If you are planning on buying a house soon, you have realized that there are more decisions to make than just “What house?”.
You will need to decide how you plan on financing the loan. The two main options that are usually presented to you are a 15-year mortgage and the 30-year mortgage. A 15-year mortgage has many benefits; APR rates are lower, you pay substantially less interest, and payments stop 15 years early! This is all off-set by paying more monthly.
Here is the questions you need to ask yourself:
Can you easily afford the payments of the 15 year mortgage?
If you take out a 15 year mortgage, would you have enough cash on hand to keep up with your lifestyle without building debt at higher interest rates on credit cards, student loans, car loans, etc?
Do you feel like your financial situation won’t change in the next 15 years?
Examples: Are you planning on having children? Will a 2-income household become a 1-income household if you do have children?
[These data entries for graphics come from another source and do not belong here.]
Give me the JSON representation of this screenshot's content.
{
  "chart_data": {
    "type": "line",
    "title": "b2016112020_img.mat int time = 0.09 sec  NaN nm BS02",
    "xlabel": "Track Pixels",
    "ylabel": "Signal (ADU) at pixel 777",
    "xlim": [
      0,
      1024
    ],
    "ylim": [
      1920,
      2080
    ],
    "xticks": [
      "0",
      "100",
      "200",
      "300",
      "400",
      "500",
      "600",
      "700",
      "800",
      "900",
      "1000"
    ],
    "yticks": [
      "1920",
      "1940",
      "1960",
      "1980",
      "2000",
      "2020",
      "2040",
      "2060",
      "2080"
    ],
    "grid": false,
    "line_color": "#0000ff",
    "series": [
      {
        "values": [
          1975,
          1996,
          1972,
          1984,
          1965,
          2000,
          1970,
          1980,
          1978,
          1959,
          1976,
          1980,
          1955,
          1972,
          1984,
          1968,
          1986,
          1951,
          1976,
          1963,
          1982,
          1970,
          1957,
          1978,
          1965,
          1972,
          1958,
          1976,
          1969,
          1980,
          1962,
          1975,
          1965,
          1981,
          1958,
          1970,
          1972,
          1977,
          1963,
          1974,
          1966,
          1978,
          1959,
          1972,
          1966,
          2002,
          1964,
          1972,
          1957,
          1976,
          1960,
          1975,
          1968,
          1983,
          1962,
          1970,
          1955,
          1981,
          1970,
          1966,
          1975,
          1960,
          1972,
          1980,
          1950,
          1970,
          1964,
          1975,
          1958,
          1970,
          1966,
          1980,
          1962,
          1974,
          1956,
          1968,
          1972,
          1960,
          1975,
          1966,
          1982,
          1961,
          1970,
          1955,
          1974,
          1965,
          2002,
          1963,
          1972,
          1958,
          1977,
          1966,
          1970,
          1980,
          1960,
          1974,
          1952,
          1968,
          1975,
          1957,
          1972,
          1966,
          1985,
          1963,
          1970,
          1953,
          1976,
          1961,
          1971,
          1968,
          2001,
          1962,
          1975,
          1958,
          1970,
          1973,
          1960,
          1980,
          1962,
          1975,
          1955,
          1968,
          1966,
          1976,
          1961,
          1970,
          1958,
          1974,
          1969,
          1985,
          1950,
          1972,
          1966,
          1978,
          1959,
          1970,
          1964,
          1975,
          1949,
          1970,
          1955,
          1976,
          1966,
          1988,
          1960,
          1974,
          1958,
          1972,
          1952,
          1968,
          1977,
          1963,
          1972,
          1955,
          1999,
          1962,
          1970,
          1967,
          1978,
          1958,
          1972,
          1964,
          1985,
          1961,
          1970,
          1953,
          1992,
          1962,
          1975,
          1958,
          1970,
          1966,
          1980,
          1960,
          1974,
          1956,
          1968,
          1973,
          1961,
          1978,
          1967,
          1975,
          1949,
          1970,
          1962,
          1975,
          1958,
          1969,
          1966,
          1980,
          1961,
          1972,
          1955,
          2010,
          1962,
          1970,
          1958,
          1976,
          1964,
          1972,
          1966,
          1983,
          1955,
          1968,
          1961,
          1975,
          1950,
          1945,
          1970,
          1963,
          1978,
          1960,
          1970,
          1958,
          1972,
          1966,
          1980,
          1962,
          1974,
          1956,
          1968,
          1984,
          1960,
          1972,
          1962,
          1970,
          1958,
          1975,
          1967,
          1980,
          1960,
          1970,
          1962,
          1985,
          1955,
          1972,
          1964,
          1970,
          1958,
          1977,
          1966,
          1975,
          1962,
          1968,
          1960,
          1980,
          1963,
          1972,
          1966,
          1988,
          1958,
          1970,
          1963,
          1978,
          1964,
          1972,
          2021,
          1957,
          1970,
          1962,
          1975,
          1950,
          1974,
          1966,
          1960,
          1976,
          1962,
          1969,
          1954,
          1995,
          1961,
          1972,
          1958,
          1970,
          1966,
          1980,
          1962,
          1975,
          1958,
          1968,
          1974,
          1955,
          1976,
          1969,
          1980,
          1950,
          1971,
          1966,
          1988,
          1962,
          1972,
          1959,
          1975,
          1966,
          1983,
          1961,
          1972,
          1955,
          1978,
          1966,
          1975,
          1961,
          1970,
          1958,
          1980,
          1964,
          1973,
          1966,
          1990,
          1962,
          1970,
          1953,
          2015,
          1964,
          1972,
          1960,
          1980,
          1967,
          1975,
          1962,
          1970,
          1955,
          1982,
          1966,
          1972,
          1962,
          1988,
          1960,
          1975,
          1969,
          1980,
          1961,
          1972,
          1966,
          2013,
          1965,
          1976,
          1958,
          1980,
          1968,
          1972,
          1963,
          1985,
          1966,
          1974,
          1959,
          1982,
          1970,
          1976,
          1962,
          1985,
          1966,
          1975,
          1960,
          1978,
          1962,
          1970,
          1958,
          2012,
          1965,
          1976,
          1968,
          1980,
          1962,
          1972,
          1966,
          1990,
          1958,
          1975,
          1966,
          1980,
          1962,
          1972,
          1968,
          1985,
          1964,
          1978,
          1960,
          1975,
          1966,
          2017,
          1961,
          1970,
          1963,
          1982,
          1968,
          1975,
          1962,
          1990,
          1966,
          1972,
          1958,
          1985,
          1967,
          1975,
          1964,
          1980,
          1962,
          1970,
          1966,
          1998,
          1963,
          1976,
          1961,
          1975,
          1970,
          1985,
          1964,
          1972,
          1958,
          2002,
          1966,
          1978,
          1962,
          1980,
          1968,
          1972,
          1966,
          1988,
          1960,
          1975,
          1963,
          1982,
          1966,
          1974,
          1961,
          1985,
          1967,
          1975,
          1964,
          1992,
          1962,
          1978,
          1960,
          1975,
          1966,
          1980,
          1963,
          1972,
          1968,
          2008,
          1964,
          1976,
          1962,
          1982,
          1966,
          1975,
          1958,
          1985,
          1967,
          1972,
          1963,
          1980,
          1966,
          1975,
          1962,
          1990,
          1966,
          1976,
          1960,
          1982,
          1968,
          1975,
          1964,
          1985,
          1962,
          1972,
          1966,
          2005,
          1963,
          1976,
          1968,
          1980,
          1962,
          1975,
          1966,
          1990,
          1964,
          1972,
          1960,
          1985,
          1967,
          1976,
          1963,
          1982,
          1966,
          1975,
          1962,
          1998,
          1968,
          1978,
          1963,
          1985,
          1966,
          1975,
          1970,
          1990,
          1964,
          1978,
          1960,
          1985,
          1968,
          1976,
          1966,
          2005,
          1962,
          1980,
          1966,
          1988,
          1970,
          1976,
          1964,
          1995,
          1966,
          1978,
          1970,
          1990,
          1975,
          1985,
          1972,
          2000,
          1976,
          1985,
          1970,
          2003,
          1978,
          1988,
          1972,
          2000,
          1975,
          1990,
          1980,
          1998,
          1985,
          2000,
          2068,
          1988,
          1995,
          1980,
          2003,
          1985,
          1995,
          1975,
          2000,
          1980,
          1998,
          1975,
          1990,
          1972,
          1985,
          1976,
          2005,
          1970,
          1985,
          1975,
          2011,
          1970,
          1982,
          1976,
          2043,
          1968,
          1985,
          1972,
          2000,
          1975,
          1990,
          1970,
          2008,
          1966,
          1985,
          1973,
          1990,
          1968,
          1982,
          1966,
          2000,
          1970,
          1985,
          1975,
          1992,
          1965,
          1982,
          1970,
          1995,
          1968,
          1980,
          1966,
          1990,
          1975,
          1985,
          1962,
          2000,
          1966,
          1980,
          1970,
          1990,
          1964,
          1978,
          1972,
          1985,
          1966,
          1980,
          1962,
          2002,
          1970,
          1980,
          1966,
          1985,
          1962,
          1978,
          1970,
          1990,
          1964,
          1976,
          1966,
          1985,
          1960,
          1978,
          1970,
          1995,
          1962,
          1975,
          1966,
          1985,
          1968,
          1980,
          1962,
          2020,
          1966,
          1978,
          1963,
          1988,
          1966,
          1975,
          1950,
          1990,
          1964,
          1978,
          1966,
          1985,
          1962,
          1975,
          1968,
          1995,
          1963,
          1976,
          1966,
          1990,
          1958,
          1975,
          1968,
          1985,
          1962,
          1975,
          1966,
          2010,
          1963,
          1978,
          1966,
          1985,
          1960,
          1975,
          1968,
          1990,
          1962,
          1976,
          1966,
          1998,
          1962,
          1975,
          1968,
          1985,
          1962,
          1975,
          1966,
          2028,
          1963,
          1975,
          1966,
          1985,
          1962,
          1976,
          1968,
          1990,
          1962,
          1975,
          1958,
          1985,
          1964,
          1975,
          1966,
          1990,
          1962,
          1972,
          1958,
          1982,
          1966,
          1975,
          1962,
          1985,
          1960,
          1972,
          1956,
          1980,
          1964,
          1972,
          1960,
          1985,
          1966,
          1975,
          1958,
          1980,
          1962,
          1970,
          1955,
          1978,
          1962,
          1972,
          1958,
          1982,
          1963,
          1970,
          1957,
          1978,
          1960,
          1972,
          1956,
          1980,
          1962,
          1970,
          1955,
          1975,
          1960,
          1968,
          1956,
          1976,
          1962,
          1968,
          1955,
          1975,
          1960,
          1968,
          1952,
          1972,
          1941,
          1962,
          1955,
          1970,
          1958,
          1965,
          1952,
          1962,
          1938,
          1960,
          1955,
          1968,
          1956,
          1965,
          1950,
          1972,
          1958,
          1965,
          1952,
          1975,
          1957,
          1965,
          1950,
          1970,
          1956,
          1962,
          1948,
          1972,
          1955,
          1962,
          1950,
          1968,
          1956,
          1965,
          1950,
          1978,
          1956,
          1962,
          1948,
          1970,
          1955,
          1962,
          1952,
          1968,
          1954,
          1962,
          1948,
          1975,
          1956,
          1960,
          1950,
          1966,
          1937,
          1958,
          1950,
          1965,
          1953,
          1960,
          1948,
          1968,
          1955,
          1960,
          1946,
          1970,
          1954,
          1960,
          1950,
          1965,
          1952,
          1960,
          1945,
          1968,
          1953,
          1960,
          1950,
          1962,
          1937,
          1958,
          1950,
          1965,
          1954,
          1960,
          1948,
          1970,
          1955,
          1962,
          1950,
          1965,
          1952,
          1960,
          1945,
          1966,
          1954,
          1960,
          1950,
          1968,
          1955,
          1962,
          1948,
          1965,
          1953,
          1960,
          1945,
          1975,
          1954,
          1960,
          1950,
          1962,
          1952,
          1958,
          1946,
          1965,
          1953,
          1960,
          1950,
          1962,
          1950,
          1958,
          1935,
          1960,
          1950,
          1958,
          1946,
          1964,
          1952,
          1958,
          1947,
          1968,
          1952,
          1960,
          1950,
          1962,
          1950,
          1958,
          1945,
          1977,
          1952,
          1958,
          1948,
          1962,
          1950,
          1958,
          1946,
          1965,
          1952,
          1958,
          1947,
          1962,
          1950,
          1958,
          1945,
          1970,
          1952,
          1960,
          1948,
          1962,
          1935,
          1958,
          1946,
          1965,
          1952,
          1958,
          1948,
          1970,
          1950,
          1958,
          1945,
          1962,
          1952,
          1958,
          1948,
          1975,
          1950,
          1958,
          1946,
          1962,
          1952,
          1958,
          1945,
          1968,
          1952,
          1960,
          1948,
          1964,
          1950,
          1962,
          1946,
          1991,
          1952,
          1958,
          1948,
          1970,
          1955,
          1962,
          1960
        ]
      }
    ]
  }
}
Many people take out a 30-year mortgage and plan on making extra principal payments every month so that it will be paid off in 15-years or so. This gives them the historically low fixed rate for a longer time and is easier to pay in months of financial crisis. However studies show that the average household doesn’t have the perseverance to continuously pay off extra each month.
Are you retiring soon?
The average age of a person taking out a 15-year mortgage is 40 years old according to USAToday.com. These people are closer to retiring and don’t want to be paying a mortgage into retirement.
Are you an investor, or want to be?
Some still choose a 30-year mortgage even if they can easily afford a 15-year mortgage. This is because it is “cheap money”. Today’s mortgage rates are low enough that many choose to invest their extra income into stocks, bonds, mutual funds, etc., because the average annual return on their investment is higher than what they are paying in interest. This is a perfectly legitimate strategy, however, it is not without risk! Especially after the recent recession, many feel having the deed to their house framed on their wall is priceless!